Notwithstanding this, it is a great gain to the history of architecture to have obtained so much knowledge as we have of temples which were only known to us before from the vague descriptions of the Greeks, and which are the earliest forms of a type of temples found afterwards continually cropping up in the East.

It would be contrary to all experience to suppose that a people of Turanian origin should be without temples of some sort, but, except the description by the Greeks of the temple or tomb of Belus, we have nothing to guide us. We have now a fair idea what the general outline of their temples was, and even if we cannot trace their origin, we can at least follow their descendants. There seems now no doubt but that many, perhaps most, of the Buddhist forms of architecture in India and further eastward, were derived from the banks of the Euphrates.
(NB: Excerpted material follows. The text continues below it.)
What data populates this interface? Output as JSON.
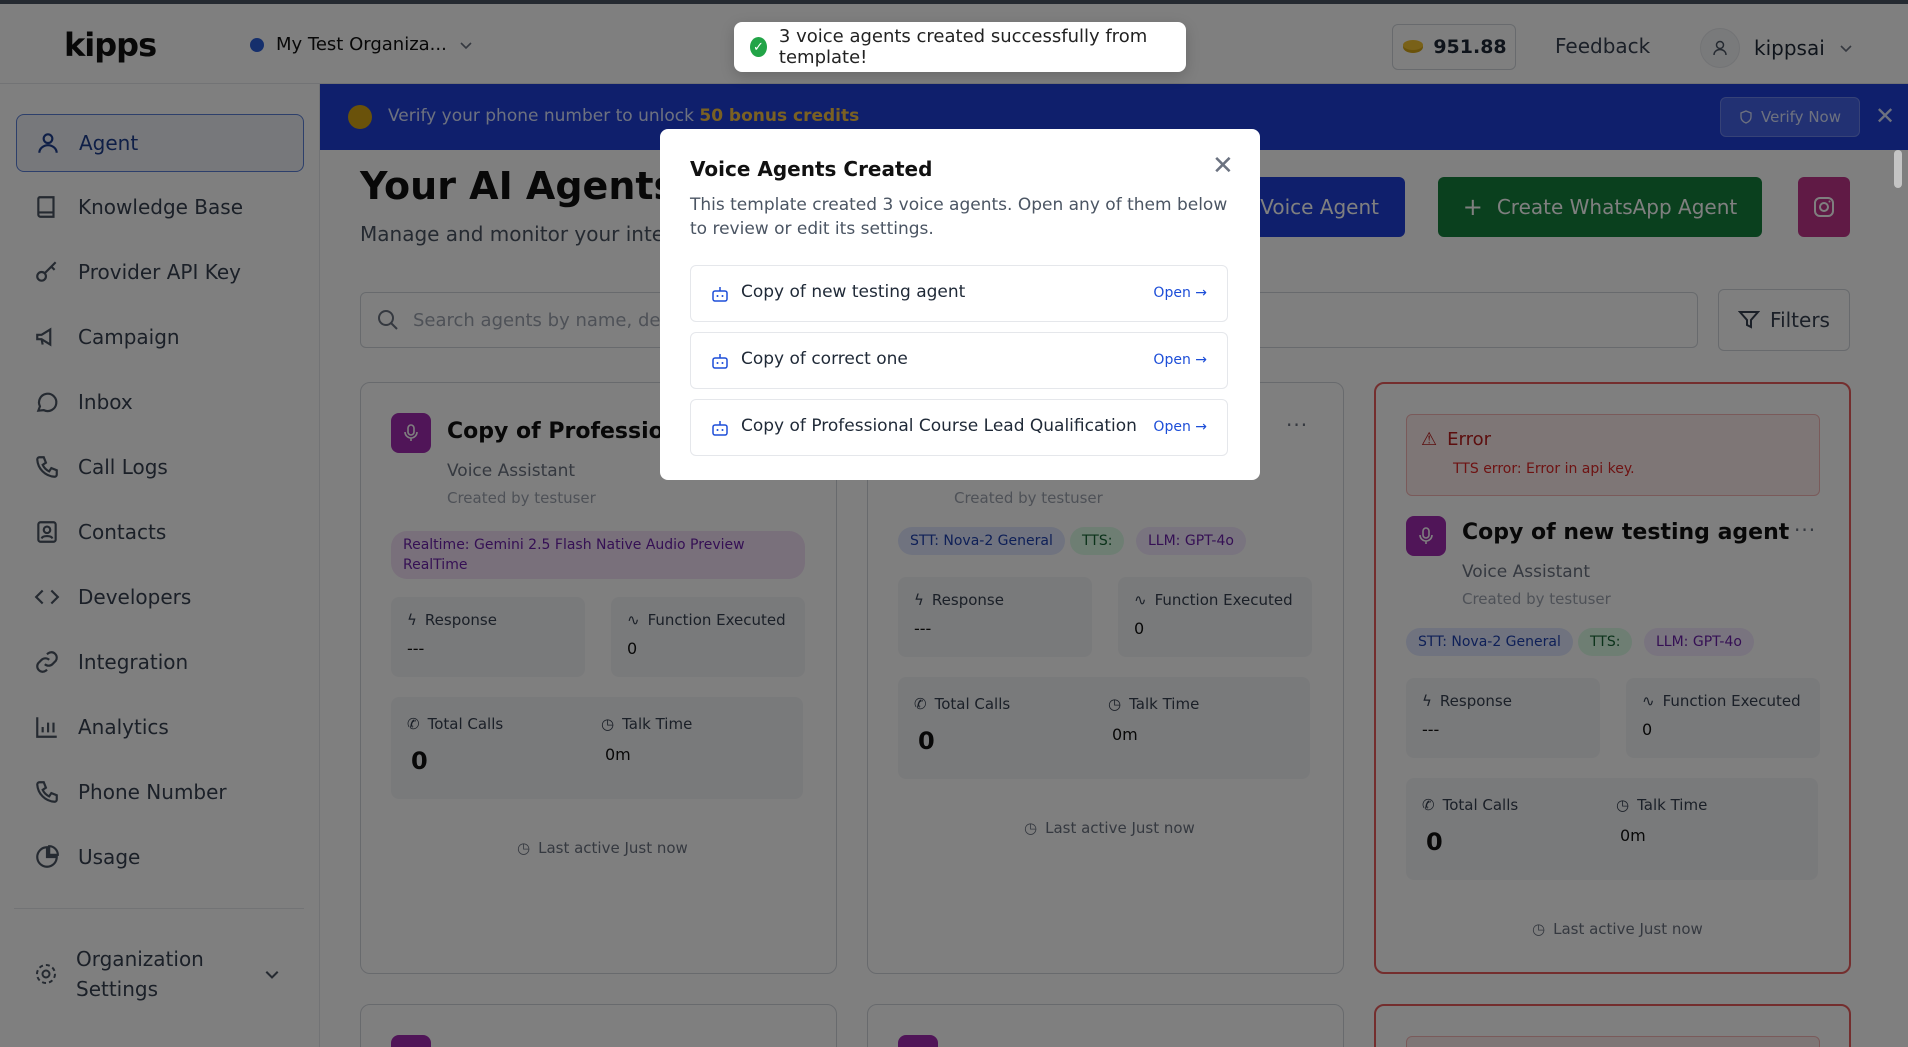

Many of the links are still wanting; but it is something to know that the Birs Nimroud is the type which two thousand years afterwards was copied at Pagahn in Burmah, and Boro Buddor in Java; and that the descent from these can easily be traced in those countries and in China to the present day.

The principal reason why it is so difficult to form a distinct idea of this old form of temple is, that the material most employed in their construction was either crude, sun-dried, or very imperfectly-burnt bricks; or when a better class of bricks was employed, as was probably the case in Babylon, they have been quarried and used in the construction of succeeding capitals. A good deal also is owing to the circumstance that those who have explored them have in many cases not been architects, or were persons not accustomed to architectural researches, and who consequently have failed to seize the peculiarities of the building they were exploring.

Under these circumstances, it is fortunate that the Persians did for these temples exactly what they accomplished for the palace forms of Assyria. They repeated in stone in Persia what had been built in the valley of the Euphrates and Tigris with wood or with crude bricks. It thus happens that the so-called tomb of Cyrus in Pasargadæ enables us to verify and to supply much that is wanting in the buildings at Babylon, and to realise much that would be otherwise indistinct in their forms.

The oldest temple we know of at present is the Bowariyeh at Wurka (Erek), erected by Urukh, at least 2000 years B.C.; but now so utterly ruined, that it is difficult to make out what it originally was like. It seems, however, to have consisted of two storeys at least: the lowest about 200 feet square, of sun-dried bricks; the upper is faced with burnt bricks, apparently of a more modern date. The height of the two storeys taken together is now about 100 feet, and it is nearly certain that a third or chamber storey existed above the parts that are now apparent.[[68]]

The Mugheyr Temple[[69]] is somewhat better preserved, but in this case it is only the lower storey that can be considered old. The cylinders found in the angles of the upper part belong to Nabonidus, the last king of the later Babylonian kingdom; and the third storey only exists in tradition. Still, from such information as we have, we gather that its plan was originally a rectangle 198 feet by 133, with nine buttresses in the longer and six in the shorter faces. The walls slope inwards in the ratio of 1 in 10. Above them was a second storey 119 feet by 75, placed as is usual nearer one end of the lower storey, so as to admit of a staircase being added at the other. It is 47 feet distant from the south-eastern end, and only 28 or 30 from the other; but whether the whole of this was occupied by a flight of steps or not is by no means clear. Taken altogether, the plan and probable appearance of the building when complete may have been something like that represented in Woodcuts Nos. [48] and [49], though there are too many elements of uncertainty to make it a restoration which can altogether be depended upon.